In a joust that broke little new ground, Ken Block and Cranston Mayor Allan Fung hammered away at each other tonight in a WPRI-Channel 12-Providence Journal televised debate that came a week before their September 9 Republican gubernatorial showdown.
Block, a Barrington businessman, and Fung, a lawyer first elected mayor in 2008, wrestled by emphasizing their familiar campaign tropes: Block the outsider, never elected to anything, who wears as a badge of honor that he isn’t a ``career politician.’’ His thrust is that people who have been part of Rhode Island’s electoral system can’t be trusted to work in the interests of citizens.
Fung, a mayor who before that was a city council member, touted what he terms his ``conservative reforms’’ in Cranston, such as cutting costs, switching some city employees from city-financed pensions to a 401k system and holding the line on taxes. Fung’s parry is that Block can’t be trusted because, never having had to make public sector decisions, voters can’t be sure what he would do.
The debate was held at the Providence Performing Arts Center. The media panel was comprised of moderator Tim White of Channel 12 and questioners Ted Nesi of Channel 12 and Ed Fitzpatrick, the ProJo’s political columnist.

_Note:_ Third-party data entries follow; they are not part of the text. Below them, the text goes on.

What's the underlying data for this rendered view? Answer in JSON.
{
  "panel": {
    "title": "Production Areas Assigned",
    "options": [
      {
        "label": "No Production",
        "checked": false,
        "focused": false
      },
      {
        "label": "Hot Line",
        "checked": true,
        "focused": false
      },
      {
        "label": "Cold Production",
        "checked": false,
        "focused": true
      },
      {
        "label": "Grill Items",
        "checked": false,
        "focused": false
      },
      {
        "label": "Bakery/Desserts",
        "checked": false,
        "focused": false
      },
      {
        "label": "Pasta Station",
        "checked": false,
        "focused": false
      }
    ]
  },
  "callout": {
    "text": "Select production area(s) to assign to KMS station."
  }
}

While the policy differences between the two Republicans are not as great as the gap in campaign rhetoric and prickly responses, both aspirants took shots at each other that made the Democratic gubernatorial debates look tame by comparison.
Block started at the outset, using his opening remarks to jab away. He seemed a bit nervous at the beginning, momentarily forgetting his children’s birthdays, but soon settled into his outsider monologue, saying he is needed to ``fix Rhode Island.’’
They even fought over endorsements from other Republican figures. Fung touted his endorsements by former Massachusetts Gov. Mitt Romney, the GOP’s 2012 presidential candidate, and former Gov. Lincoln Almond, a Republican who served from 1995 until 2003, and had a largely successful administration, especially at creating jobs. Block countered with the backing of John Robitialle, a top aide to former Gov. Don Carcieri, who was the unsuccessful GOP candidate for governor in 2010.
Block scoffed at Romney’s support for Fung, saying Fung only got it because he hired a Massachusetts consulting firm, the Shawmut Group, with long ties to Romney and other GOP candidates. Block said he considered hiring the firm to work on his campaign and that they promised to get him Romney’s support.
Fung said that wasn’t the case and insisted his hiring of the firm came with no promises of Romney backing. (Perhaps Romney discovered that Block acknowledges voting for Barack Obama for president in 2012). At times Block sounded like the Shawmut Group was a shadowy group like the Tri-Lateral Commission of conservative campaigns of yore.
On other issues, they both hewed to the conservative Republican base point of view. Both said they weren’t much for unions, with Fung saying he would support making Rhode Island a Right-to-Work state that bans union shops.
Both are against granting driving licenses to undocumented immigrants and both said that the E-Verify federal citizenship data base should be used to screen state employees and vendors. Carcieri had issued such an executive order, but Gov. Lincoln Chafee rescinded when he took office in 2011.
Block also belittled Fung’s record as Cranston mayor. For instance, Block said, that Fung’s program to move some Cranston city employees out of public pensions and into the 401k system was little more than a ``necessary baby step, but only a baby step.’’
Both Block and Fung reiterated their positions on the emotionally-charged abortion matter. They both support abortion rights but Fung took pains to explain that he opposes so-called late-term abortions, unless the health of the mother is at issue. Fung, who has the support of a local right-to-life organization, said, in answer to a question from Roman Catholic Bishop Thomas J. Tobin, that he is open to having the state offer a health insurance plan on HealthSourceRI that does not offer abortion coverage. He called it ``an option for those that are pro-life.’’
Block said he is for smaller government and said he doesn’t believe the government has a role in the abortion issue. ``Government needs to be out of this question,’’ said Block.
They battled over whether the numbers for Fung’s $200 million tax cut proposal add up and whether Block’s plan to raise unemployment insurance tax rates on seasonal employers who use the system often was fair.
In the end, they each pledged to support the other should he lose next Tuesday. And both Block and Fung lanced all three Democratic contenders as being big government spenders.